We should also wean the NNPCL off their love for borrowing dollars with crude oil swaps. It does not matter to them that they cannot now supply Dangote Refinery with its crude oil requirements. Nobody has been able to explain to us the new Nigerian phenomenon of importing crude oil to refine locally, despite now having the capacity to refine our own crude oil to save FX and reduce our demand for dollars.
I was surprised a few years ago on my visit to Kenya and found that Kenyan taxi drivers are not excited to be paid their fares in dollars. They will direct you to a Bureau de Change to change the dollars and pay them in their Kenyan Shillings (their national currency).
No matter how rich you are in dollars, you can only buy and pay for goods and services in pounds in the UK, Euro in Germany, and Yen in Japan. They will not accept dollars for any physical payment.
Companies report their activities in their currency, even when some of those activities occur outside their home country, where the company headquarters are located. Nigerian companies report in naira. Even NNPC that is so much in love with borrowing in dollars to swap for oil, also reports its financials in naira.
Funding government budgets in Nigeria today is by selling oil in dollars and then converting to naira for sharing at FAAC. Why not sell our oil in naira and avoid the run around of first selling in dollars, and exchanging back to the naira?
This current trade flow kills the value of the naira as it does not, by design, create demand for the naira. The flow to create demand should be for buyers of oil to sell the US dollars to buy naira (creating daily demand for large quantums of naira). This demand should, over time, bring about levels of naira scarcity and eventually, naira begins to require more dollars to be availed to it, therefore increasing naira value.
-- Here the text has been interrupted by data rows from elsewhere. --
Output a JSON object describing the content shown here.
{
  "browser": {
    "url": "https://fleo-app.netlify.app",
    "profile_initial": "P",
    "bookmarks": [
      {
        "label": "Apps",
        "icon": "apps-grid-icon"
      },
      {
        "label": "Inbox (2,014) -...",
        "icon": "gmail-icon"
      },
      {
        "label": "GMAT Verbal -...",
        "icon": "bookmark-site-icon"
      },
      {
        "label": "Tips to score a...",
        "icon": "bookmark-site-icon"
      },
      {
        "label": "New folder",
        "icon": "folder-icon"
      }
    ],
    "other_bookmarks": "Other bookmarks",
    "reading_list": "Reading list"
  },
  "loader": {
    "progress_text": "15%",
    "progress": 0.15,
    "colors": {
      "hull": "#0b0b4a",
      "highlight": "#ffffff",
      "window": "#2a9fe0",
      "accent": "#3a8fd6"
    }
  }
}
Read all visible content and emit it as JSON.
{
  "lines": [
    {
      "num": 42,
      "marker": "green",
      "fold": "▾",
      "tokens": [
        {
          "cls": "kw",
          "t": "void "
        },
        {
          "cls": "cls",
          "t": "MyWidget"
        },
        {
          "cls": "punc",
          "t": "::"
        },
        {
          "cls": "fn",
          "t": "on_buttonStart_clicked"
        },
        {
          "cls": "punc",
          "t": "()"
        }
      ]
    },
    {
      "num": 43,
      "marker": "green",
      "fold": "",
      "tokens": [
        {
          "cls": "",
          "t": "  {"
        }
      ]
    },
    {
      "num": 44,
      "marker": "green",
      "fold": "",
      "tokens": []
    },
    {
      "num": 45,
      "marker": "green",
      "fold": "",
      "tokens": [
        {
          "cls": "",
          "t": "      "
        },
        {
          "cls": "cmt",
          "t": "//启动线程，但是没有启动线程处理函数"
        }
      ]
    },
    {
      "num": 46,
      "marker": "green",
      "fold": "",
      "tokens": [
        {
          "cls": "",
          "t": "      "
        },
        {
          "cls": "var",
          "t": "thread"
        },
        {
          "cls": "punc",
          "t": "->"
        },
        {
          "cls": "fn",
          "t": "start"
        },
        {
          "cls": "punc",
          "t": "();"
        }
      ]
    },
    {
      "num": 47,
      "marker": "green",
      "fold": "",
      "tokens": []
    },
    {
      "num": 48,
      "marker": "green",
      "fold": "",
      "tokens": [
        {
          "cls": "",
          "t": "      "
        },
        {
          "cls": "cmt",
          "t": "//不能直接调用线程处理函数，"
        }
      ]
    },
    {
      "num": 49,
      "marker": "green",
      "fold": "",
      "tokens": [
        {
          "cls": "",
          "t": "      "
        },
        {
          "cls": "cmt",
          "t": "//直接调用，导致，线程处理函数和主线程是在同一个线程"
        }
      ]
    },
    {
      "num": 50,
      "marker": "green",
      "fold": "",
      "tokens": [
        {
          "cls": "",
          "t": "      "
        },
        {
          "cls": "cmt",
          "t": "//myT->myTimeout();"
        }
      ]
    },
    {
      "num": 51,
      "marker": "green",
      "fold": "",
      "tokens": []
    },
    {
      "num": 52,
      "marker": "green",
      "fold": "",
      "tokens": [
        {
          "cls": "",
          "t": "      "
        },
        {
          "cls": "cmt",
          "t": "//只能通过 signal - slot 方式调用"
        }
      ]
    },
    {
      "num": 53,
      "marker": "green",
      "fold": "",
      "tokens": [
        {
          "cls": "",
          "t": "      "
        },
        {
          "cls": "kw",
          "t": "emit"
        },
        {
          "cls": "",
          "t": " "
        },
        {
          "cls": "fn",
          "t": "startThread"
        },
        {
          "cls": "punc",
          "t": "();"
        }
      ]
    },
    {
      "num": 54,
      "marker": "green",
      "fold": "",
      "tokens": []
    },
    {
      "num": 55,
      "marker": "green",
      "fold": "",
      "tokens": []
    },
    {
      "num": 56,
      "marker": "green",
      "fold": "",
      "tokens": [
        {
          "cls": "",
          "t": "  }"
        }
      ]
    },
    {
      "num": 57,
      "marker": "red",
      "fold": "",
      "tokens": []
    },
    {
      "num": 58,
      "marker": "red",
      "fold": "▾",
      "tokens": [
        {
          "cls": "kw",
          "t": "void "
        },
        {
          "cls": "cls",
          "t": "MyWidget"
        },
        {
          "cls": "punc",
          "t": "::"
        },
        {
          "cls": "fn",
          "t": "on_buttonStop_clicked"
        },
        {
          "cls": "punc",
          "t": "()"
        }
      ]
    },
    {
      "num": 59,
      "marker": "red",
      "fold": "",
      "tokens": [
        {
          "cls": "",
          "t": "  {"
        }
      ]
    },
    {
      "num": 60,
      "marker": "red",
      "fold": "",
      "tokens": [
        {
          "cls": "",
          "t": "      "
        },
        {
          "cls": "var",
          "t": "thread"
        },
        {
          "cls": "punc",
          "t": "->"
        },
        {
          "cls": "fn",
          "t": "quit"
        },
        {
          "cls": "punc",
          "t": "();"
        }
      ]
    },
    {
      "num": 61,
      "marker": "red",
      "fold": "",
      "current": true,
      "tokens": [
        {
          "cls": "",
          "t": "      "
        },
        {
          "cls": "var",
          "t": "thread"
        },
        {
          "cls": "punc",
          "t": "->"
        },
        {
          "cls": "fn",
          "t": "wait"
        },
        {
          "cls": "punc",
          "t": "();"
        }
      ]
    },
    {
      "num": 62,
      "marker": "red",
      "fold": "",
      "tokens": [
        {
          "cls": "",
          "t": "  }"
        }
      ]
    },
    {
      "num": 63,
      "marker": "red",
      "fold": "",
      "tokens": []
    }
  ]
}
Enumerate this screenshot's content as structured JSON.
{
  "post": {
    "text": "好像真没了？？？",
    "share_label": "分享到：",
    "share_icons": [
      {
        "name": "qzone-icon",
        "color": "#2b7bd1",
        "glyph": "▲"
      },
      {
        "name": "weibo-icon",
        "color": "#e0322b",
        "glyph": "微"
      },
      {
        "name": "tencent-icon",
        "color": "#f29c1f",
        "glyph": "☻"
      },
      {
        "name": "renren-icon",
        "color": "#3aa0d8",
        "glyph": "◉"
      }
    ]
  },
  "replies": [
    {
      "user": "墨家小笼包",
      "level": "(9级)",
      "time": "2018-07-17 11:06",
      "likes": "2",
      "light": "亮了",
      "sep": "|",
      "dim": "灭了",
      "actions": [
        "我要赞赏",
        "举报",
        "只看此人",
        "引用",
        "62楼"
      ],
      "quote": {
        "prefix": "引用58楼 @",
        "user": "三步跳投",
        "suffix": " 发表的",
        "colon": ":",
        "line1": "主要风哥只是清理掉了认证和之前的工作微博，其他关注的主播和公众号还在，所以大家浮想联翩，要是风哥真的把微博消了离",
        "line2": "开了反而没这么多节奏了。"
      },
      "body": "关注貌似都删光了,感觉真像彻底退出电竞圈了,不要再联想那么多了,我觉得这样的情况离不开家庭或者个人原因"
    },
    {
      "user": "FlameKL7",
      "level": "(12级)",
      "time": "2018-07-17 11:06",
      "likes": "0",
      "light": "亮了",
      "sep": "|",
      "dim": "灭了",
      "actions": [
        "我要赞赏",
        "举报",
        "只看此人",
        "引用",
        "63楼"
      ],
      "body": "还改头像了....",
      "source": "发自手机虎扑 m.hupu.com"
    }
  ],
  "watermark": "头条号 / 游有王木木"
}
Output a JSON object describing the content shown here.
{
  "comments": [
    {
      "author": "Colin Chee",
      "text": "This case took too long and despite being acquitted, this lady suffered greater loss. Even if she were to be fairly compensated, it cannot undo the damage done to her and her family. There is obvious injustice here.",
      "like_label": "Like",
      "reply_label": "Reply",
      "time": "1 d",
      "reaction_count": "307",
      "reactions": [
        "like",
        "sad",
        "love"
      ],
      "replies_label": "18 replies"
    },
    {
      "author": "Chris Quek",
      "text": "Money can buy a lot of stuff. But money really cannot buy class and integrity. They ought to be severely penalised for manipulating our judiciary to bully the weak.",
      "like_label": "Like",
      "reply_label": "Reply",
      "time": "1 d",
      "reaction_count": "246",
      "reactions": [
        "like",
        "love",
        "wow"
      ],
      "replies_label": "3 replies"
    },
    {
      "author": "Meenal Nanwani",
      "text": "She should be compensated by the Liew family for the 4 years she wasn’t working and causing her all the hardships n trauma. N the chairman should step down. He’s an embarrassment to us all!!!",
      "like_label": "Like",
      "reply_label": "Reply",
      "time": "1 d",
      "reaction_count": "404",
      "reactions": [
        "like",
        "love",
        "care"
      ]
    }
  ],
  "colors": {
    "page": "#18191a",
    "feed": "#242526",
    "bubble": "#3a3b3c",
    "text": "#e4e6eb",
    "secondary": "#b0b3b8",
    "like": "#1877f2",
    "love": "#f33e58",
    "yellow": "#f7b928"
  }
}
Recent examples of creating demand for national currency, like in Russia, have proven positive; since Russia started demanding that its oil be paid for only in Ruble (their national currency). Two years down the line, and despite the crippling sanctions, the Russian Ruble, has not fallen from the sky as was expected. It has strengthened and has also remained stable.
We now have a market price for the naira. All our contracts should accordingly be priced and paid in naira. Importing inflation with these dollar denominated contracts no longer makes sense.
A true Nigerian FX market will emerge once the demand for the naira goes up. Imagine selling two million barrels of oil everyday in the market at N1500, this will translate to a demand of N30 billion daily, and also automatically translates to $2 billion inflow daily, effortlessly. Those buying our oil will need to sell dollars to get the naira they need to pay.
A $2 billion market daily transaction, just from oil alone, will transform the value of the naira, increase dollar liquidity and improve the overall economy. It will help moderate inflation, promote strong growth, and stabilise the naira.
We recognise that oil is sold in dollars, we will sell in dollars but receive payments in naira. Since our oil buyers will have to come to the Nigerian FX market to buy the naira, the true value for the naira will emerge from a market mechanism, leading to true price discovery. The buying and selling activity in the market will make the naira a trade-able currency in the international market. It will also give the naira more visibility and enhance its status.